И правда, бочонок, к которому тянулся рыцарь, уже мог порадовать разве что какого-нибудь бондаря, оценившего бы качественно сколоченную тару. Но вина в нем не было.
-К слову об аппетитах! - воскликнула та, по чьей вине был пуст уже не только бочонок, но и некоторое количество подносов с едой. - Расскажу-ка я одну знатную историю.
Бельзе, Демон Чревоугодия, шестая из Сестер Чистилища, с довольным выражением лица поглаживая себя по животу (которому ничуть не вредило количество съеденного и выпитого), и начала рассказывать.

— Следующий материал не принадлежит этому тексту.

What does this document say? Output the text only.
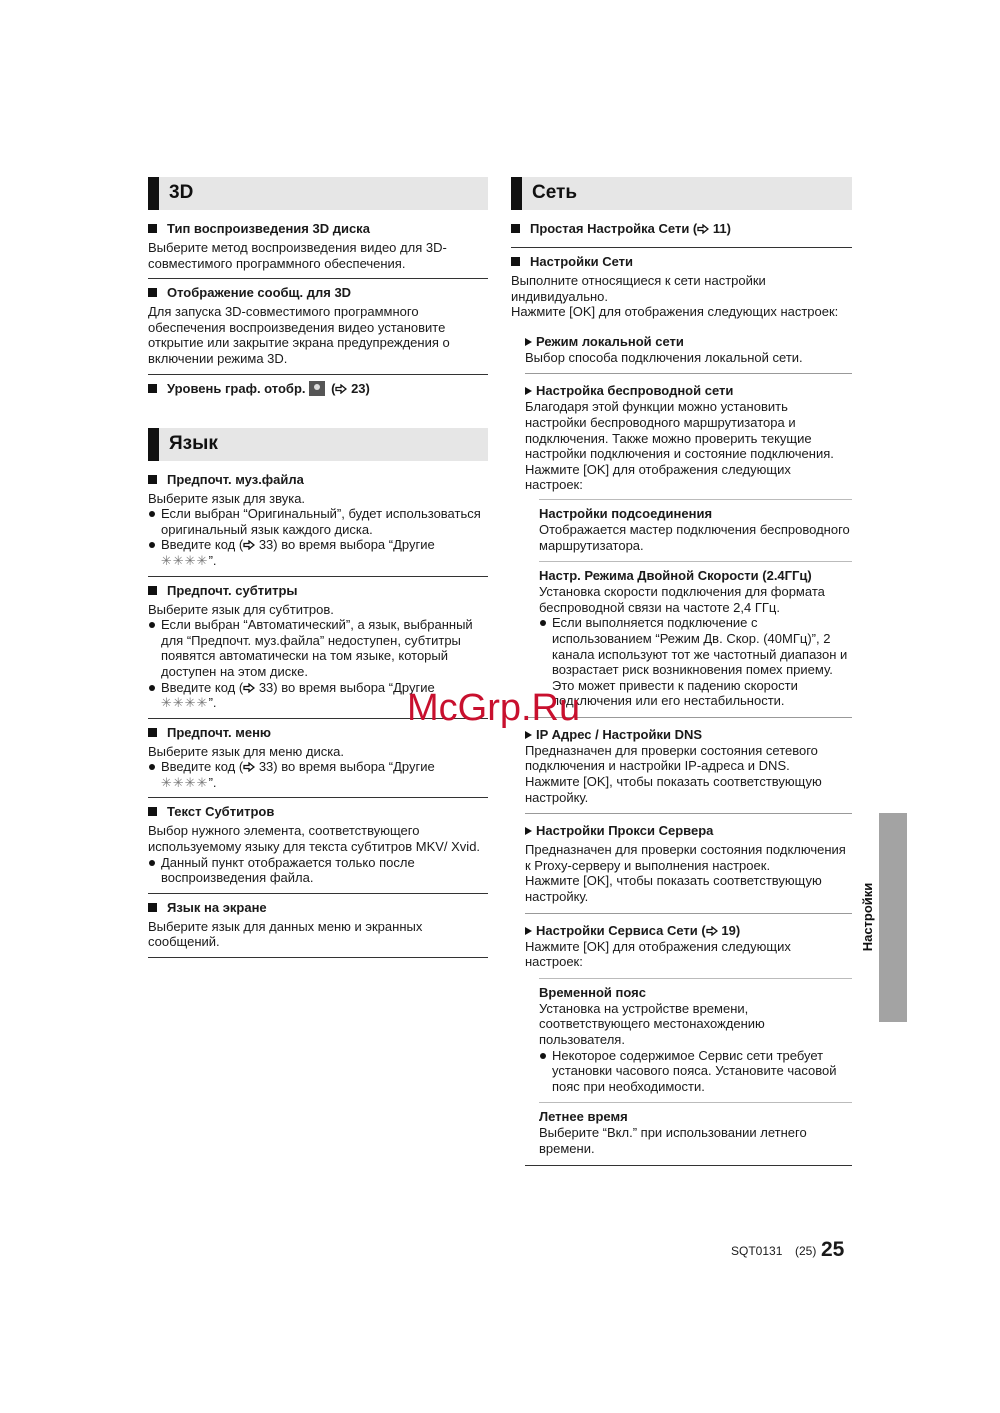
3D
Тип воспроизведения 3D диска

Выберите метод воспроизведения видео для 3D-совместимого программного обеспечения.

Отображение сообщ. для 3D

Для запуска 3D-совместимого программного обеспечения воспроизведения видео установите открытие или закрытие экрана предупреждения о включении режима 3D.

Уровень граф. отобр. ( 23)
Язык
Предпочт. муз.файла

Выберите язык для звука.

Если выбран “Оригинальный”, будет использоваться оригинальный язык каждого диска.

Введите код ( 33) во время выбора “Другие
✳✳✳✳”.

Предпочт. субтитры

Выберите язык для субтитров.

Если выбран “Автоматический”, а язык, выбранный для “Предпочт. муз.файла” недоступен, субтитры появятся автоматически на том языке, который доступен на этом диске.

Введите код ( 33) во время выбора “Другие
✳✳✳✳”.

Предпочт. меню

Выберите язык для меню диска.

Введите код ( 33) во время выбора “Другие
✳✳✳✳”.

Текст Субтитров

Выбор нужного элемента, соответствующего используемому языку для текста субтитров MKV/ Xvid.

Данный пункт отображается только после воспроизведения файла.

Язык на экране

Выберите язык для данных меню и экранных сообщений.

Сеть
Простая Настройка Сети ( 11)
Настройки Сети

Выполните относящиеся к сети настройки индивидуально.

Нажмите [OK] для отображения следующих настроек:

Режим локальной сети

Выбор способа подключения локальной сети.

Настройка беспроводной сети

Благодаря этой функции можно установить настройки беспроводного маршрутизатора и подключения. Также можно проверить текущие настройки подключения и состояние подключения.

Нажмите [OK] для отображения следующих настроек:

Настройки подсоединения

Отображается мастер подключения беспроводного маршрутизатора.

Настр. Режима Двойной Скорости (2.4ГГц)

Установка скорости подключения для формата беспроводной связи на частоте 2,4 ГГц.

Если выполняется подключение с использованием “Режим Дв. Скор. (40МГц)”, 2 канала используют тот же частотный диапазон и возрастает риск возникновения помех приему. Это может привести к падению скорости подключения или его нестабильности.

IP Адрес / Настройки DNS

Предназначен для проверки состояния сетевого подключения и настройки IP-адреса и DNS.

Нажмите [OK], чтобы показать соответствующую настройку.

Настройки Прокси Сервера

Предназначен для проверки состояния подключения к Proxy-серверу и выполнения настроек.

Нажмите [OK], чтобы показать соответствующую настройку.

Настройки Сервиса Сети ( 19)

Нажмите [OK] для отображения следующих настроек:

Временной пояс

Установка на устройстве времени, соответствующего местонахождению пользователя.

Некоторое содержимое Сервис сети требует установки часового пояса. Установите часовой пояс при необходимости.

Летнее время

Выберите “Вкл.” при использовании летнего времени.

Настройки
McGrp.Ru
SQT0131 (25) 25
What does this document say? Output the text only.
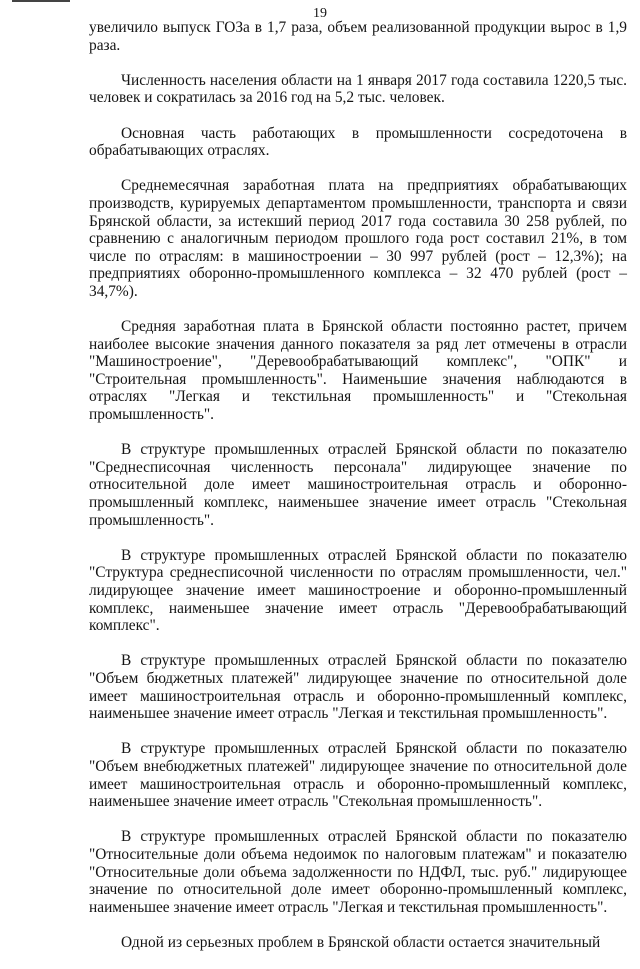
19

увеличило выпуск ГОЗа в 1,7 раза, объем реализованной продукции вырос в 1,9 раза.

Численность населения области на 1 января 2017 года составила 1220,5 тыс. человек и сократилась за 2016 год на 5,2 тыс. человек.

Основная часть работающих в промышленности сосредоточена в обрабатывающих отраслях.

Среднемесячная заработная плата на предприятиях обрабатывающих производств, курируемых департаментом промышленности, транспорта и связи Брянской области, за истекший период 2017 года составила 30 258 рублей, по сравнению с аналогичным периодом прошлого года рост составил 21%, в том числе по отраслям: в машиностроении – 30 997 рублей (рост – 12,3%); на предприятиях оборонно-промышленного комплекса – 32 470 рублей (рост – 34,7%).

Средняя заработная плата в Брянской области постоянно растет, причем наиболее высокие значения данного показателя за ряд лет отмечены в отрасли "Машиностроение", "Деревообрабатывающий комплекс", "ОПК" и "Строительная промышленность". Наименьшие значения наблюдаются в отраслях "Легкая и текстильная промышленность" и "Стекольная промышленность".

В структуре промышленных отраслей Брянской области по показателю "Среднесписочная численность персонала" лидирующее значение по относительной доле имеет машиностроительная отрасль и оборонно-промышленный комплекс, наименьшее значение имеет отрасль "Стекольная промышленность".

В структуре промышленных отраслей Брянской области по показателю "Структура среднесписочной численности по отраслям промышленности, чел." лидирующее значение имеет машиностроение и оборонно-промышленный комплекс, наименьшее значение имеет отрасль "Деревообрабатывающий комплекс".

В структуре промышленных отраслей Брянской области по показателю "Объем бюджетных платежей" лидирующее значение по относительной доле имеет машиностроительная отрасль и оборонно-промышленный комплекс, наименьшее значение имеет отрасль "Легкая и текстильная промышленность".

В структуре промышленных отраслей Брянской области по показателю "Объем внебюджетных платежей" лидирующее значение по относительной доле имеет машиностроительная отрасль и оборонно-промышленный комплекс, наименьшее значение имеет отрасль "Стекольная промышленность".

В структуре промышленных отраслей Брянской области по показателю "Относительные доли объема недоимок по налоговым платежам" и показателю "Относительные доли объема задолженности по НДФЛ, тыс. руб." лидирующее значение по относительной доле имеет оборонно-промышленный комплекс, наименьшее значение имеет отрасль "Легкая и текстильная промышленность".

Одной из серьезных проблем в Брянской области остается значительный
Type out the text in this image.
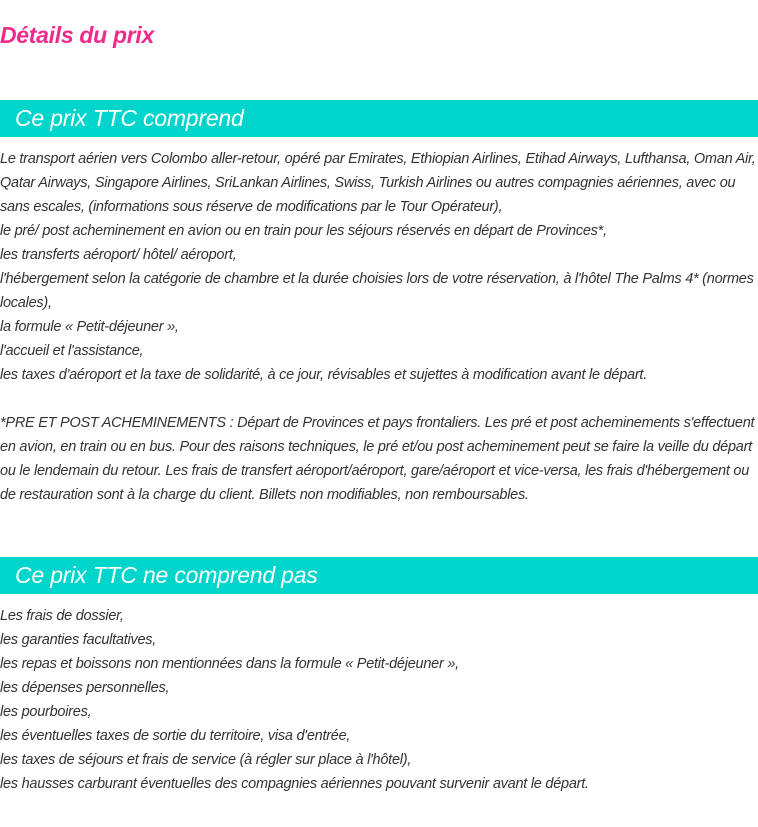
Détails du prix
Ce prix TTC comprend

Le transport aérien vers Colombo aller-retour, opéré par Emirates, Ethiopian Airlines, Etihad Airways, Lufthansa, Oman Air, Qatar Airways, Singapore Airlines, SriLankan Airlines, Swiss, Turkish Airlines ou autres compagnies aériennes, avec ou sans escales, (informations sous réserve de modifications par le Tour Opérateur),

le pré/ post acheminement en avion ou en train pour les séjours réservés en départ de Provinces*,

les transferts aéroport/ hôtel/ aéroport,

l'hébergement selon la catégorie de chambre et la durée choisies lors de votre réservation, à l'hôtel The Palms 4* (normes locales),

la formule « Petit-déjeuner »,

l'accueil et l'assistance,

les taxes d'aéroport et la taxe de solidarité, à ce jour, révisables et sujettes à modification avant le départ.

*PRE ET POST ACHEMINEMENTS : Départ de Provinces et pays frontaliers. Les pré et post acheminements s'effectuent en avion, en train ou en bus. Pour des raisons techniques, le pré et/ou post acheminement peut se faire la veille du départ ou le lendemain du retour. Les frais de transfert aéroport/aéroport, gare/aéroport et vice-versa, les frais d'hébergement ou de restauration sont à la charge du client. Billets non modifiables, non remboursables.

Ce prix TTC ne comprend pas

Les frais de dossier,

les garanties facultatives,

les repas et boissons non mentionnées dans la formule « Petit-déjeuner »,

les dépenses personnelles,

les pourboires,

les éventuelles taxes de sortie du territoire, visa d'entrée,

les taxes de séjours et frais de service (à régler sur place à l'hôtel),

les hausses carburant éventuelles des compagnies aériennes pouvant survenir avant le départ.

-Жил когда-то в одной стране человек, у которого был очень тонкий вкус. Его вкусовые рецепторы были настолько чувствительными, что он мог различать тончайшие оттенки вкусов. И надо же такому случиться, что он оказался одним из тех удачливых людей, что находят себе место в жизни в полном соответствии со своими природными способностями. Он стал ресторанным экспертом и критиком. Он использовал свое умение, чтобы оценивать качество работы лучших поваров самых разных стран, помогать им придумывать новые, еще более совершенные блюда, подниматься на все более высокий уровень в их искусстве. Его имя всегда произносили с уважением, он был известным и желанным гостем в любом ресторане. У него была семья - жена и дочь, было много денег, высокий ранг в обществе, в общем, он жил роскошной жизнью, о которой многие люди могли лишь мечтать, и при этом он приносил людям пользу. Что же здесь плохого, спросите вы? Но дело в том, что с каждым годом Критик становился все более привередливым. Все чаще он требовал от испытуемых поваров удивить его чем-то особенным, новым. И все реже чувствовал удовлетворение от тех шедевров, в которые вкладывали все свое умение труд повара. Заботы об услаждении своего языка и желудка стали вытеснять все остальное - даже заботу о семье, которую он любил когда-то больше всего. Имя его, которое раньше произносили с благоговением и уважением, все чаще стали произносить со страхом и ненавистью, потому что он все чаще, лишь попробовав то или иное блюдо, презрительно бросал: "Ничего особенного" - а для повара это становилось концом карьеры, а для некоторых и жизни. Но Критика это не волновало, его заботило лишь удовлетворение своего пресыщенного вкуса.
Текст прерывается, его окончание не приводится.